Monday 7 September 2015

Overcoming mental blocks to training

One of the most obvious symptoms of burnout or over-training is low motivation to train, especially in your competitive sport of choice. As exercise addicts we can often keep training in another sport if the fatigue isn't so bad, mainly to keep the buzz of being fit but steering clear of the mental block around our main sport. That perfectly describes my summer!

Haunted by the black line!
I've enjoyed many swims around the lakes local to Bristol, runs along the harbourside and under Brunel's bridge and a few stand-up paddleboard sessions. What I've been avoiding however is the pool - any brief thoughts of the black line have been quickly followed by excuses to do something else.

So I've decided its time to get back to it. I've been freediving to depth for most of the summer so it's not as if I haven't been holding my breath. What I'm facing is purely a mental block - a bit of fear, uncertainty and shame leftover from June's major disappointment.

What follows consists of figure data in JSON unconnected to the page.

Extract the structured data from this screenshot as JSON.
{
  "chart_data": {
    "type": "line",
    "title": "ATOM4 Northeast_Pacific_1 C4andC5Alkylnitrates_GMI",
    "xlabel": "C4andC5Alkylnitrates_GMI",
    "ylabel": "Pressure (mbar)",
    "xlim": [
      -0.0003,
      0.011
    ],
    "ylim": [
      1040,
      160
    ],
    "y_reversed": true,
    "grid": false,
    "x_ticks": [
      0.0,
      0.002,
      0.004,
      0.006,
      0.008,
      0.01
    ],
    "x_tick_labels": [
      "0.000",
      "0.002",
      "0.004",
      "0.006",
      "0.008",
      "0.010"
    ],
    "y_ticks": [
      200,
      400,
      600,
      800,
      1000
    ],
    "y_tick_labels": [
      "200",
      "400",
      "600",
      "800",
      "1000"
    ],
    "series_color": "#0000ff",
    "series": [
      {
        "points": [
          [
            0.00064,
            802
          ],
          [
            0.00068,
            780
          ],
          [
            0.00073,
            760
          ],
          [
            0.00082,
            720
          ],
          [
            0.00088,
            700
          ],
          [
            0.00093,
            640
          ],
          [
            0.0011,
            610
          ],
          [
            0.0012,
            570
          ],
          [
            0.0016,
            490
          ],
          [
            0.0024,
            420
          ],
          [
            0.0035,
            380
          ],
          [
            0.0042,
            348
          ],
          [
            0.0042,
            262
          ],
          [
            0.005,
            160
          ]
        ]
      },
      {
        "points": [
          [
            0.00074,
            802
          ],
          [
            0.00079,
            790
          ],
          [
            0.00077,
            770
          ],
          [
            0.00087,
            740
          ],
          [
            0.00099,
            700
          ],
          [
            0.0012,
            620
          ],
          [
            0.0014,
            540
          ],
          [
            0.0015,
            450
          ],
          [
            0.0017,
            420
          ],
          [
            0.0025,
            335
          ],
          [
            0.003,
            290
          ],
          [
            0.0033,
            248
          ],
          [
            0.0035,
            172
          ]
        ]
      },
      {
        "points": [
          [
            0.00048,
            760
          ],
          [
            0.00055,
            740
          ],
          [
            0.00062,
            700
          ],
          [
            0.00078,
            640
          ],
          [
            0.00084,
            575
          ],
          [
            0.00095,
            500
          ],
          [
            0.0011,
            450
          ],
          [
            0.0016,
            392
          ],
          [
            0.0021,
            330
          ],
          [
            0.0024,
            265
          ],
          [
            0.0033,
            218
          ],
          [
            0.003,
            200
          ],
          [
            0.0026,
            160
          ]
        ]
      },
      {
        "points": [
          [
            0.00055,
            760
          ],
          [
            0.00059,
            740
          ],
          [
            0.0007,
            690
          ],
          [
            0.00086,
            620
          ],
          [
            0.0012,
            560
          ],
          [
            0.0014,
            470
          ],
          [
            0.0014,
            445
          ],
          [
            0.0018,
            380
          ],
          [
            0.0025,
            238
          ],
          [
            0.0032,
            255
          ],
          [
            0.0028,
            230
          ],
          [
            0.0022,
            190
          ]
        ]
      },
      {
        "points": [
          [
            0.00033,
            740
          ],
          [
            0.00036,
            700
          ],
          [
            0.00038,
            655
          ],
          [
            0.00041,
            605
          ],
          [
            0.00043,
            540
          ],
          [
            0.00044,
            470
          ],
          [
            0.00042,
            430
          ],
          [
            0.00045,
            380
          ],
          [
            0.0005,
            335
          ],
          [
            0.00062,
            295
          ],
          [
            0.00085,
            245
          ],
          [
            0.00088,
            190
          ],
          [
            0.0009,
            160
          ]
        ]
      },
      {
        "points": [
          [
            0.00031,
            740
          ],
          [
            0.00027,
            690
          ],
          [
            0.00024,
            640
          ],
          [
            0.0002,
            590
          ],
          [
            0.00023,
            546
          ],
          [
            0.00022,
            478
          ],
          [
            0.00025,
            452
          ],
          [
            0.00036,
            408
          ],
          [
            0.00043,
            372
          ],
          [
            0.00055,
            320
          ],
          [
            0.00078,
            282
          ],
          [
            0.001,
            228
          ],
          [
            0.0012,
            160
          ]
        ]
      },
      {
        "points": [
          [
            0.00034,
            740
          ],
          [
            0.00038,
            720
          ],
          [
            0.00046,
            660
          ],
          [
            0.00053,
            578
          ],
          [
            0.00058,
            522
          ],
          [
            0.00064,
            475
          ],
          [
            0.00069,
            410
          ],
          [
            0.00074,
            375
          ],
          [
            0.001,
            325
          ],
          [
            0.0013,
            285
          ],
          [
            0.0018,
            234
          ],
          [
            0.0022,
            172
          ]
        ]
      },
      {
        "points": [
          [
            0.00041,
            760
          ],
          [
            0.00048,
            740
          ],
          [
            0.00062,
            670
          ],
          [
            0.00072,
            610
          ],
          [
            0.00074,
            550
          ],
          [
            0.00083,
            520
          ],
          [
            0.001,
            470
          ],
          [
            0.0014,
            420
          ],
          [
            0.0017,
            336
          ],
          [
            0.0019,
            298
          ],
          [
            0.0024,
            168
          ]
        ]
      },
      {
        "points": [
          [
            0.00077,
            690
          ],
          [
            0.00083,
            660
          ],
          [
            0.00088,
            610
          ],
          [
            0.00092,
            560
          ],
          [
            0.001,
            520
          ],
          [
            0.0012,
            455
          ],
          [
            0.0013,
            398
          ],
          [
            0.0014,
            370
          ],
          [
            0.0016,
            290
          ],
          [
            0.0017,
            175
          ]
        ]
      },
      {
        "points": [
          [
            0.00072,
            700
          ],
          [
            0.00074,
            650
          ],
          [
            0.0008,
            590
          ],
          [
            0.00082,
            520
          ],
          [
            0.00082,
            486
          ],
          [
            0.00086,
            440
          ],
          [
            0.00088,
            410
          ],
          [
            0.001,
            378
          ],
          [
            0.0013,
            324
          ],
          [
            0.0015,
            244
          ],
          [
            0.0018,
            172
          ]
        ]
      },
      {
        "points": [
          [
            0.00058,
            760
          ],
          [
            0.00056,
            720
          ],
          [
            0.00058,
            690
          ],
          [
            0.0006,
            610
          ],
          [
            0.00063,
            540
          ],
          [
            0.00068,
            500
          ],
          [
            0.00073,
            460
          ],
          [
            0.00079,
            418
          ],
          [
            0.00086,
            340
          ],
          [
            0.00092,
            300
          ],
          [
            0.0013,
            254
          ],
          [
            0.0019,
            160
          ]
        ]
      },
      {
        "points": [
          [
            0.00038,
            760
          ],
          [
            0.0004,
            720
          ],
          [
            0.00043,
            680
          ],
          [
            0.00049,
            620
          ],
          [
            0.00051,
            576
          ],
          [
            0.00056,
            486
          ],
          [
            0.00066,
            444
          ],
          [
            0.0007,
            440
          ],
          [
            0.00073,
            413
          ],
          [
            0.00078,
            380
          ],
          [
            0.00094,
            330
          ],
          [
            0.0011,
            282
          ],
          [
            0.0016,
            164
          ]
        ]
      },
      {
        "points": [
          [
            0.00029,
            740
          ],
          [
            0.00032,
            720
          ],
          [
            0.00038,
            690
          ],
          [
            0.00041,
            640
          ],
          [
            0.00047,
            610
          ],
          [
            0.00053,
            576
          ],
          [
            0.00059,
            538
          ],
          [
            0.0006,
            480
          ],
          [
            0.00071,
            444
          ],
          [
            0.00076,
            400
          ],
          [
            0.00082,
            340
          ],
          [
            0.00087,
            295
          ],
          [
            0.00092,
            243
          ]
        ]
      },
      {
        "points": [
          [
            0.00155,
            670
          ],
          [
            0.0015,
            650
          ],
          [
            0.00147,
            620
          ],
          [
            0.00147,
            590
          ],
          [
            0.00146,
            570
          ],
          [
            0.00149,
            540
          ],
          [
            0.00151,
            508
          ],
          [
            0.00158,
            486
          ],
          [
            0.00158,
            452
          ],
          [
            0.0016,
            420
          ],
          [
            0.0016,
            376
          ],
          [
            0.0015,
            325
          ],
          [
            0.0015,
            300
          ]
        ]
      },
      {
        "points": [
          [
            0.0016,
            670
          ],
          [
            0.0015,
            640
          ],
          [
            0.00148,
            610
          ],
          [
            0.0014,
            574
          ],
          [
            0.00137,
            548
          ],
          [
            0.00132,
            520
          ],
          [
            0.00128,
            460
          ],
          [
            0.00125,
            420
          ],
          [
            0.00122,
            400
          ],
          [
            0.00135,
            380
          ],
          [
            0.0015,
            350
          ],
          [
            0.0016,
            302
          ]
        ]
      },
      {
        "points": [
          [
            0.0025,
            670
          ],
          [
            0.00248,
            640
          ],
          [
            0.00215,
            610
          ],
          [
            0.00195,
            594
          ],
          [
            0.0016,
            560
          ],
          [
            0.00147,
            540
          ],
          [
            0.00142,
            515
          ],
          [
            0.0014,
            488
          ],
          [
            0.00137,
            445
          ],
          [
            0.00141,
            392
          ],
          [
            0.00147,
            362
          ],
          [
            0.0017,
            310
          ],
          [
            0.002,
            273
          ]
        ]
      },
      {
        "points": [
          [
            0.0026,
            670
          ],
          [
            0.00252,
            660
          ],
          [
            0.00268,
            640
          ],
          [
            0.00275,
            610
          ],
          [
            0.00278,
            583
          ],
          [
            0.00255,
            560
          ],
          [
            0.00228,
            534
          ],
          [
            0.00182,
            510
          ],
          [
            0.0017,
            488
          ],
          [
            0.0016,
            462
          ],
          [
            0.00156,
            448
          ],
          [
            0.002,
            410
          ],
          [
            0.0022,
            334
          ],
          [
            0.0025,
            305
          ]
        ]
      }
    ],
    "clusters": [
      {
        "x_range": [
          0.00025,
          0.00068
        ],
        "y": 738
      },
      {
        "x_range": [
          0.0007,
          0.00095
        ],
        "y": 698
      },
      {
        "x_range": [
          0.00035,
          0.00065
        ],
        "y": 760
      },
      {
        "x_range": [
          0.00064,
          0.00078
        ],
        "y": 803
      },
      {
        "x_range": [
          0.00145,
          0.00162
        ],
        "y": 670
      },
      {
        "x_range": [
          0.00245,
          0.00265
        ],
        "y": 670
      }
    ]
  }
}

A friend of mine contacted me to say they'd be training alone at the local pool and did I want to come down for a session. After a bit of procrastinating and grumbling I accepted. I continued grumbling as I slipped into my pool suit but strangely as I put on my neck weight and nose clip I stepped into a familiar role and suddenly it felt as if I was back where I belonged. A couple of 25m lengths later, which felt super comfortable, I had a smile on my face! Even 50m lengths didn't feel so bad, despite my CO2 tolerance probably being pretty low now after several months break. I particularly enjoyed dolphin swimming in my fins, re-engaging with my inner mermaid!


So that's the hardest step done now, time to start adding a few more training sessions depending on how I'm feeling day by day. I'm still struggling with fatigue so 2 - 3 days in every week I find going to work enough of a struggle so I'm crashed out on the bed or sofa by the evening. But otherwise things are looking positive.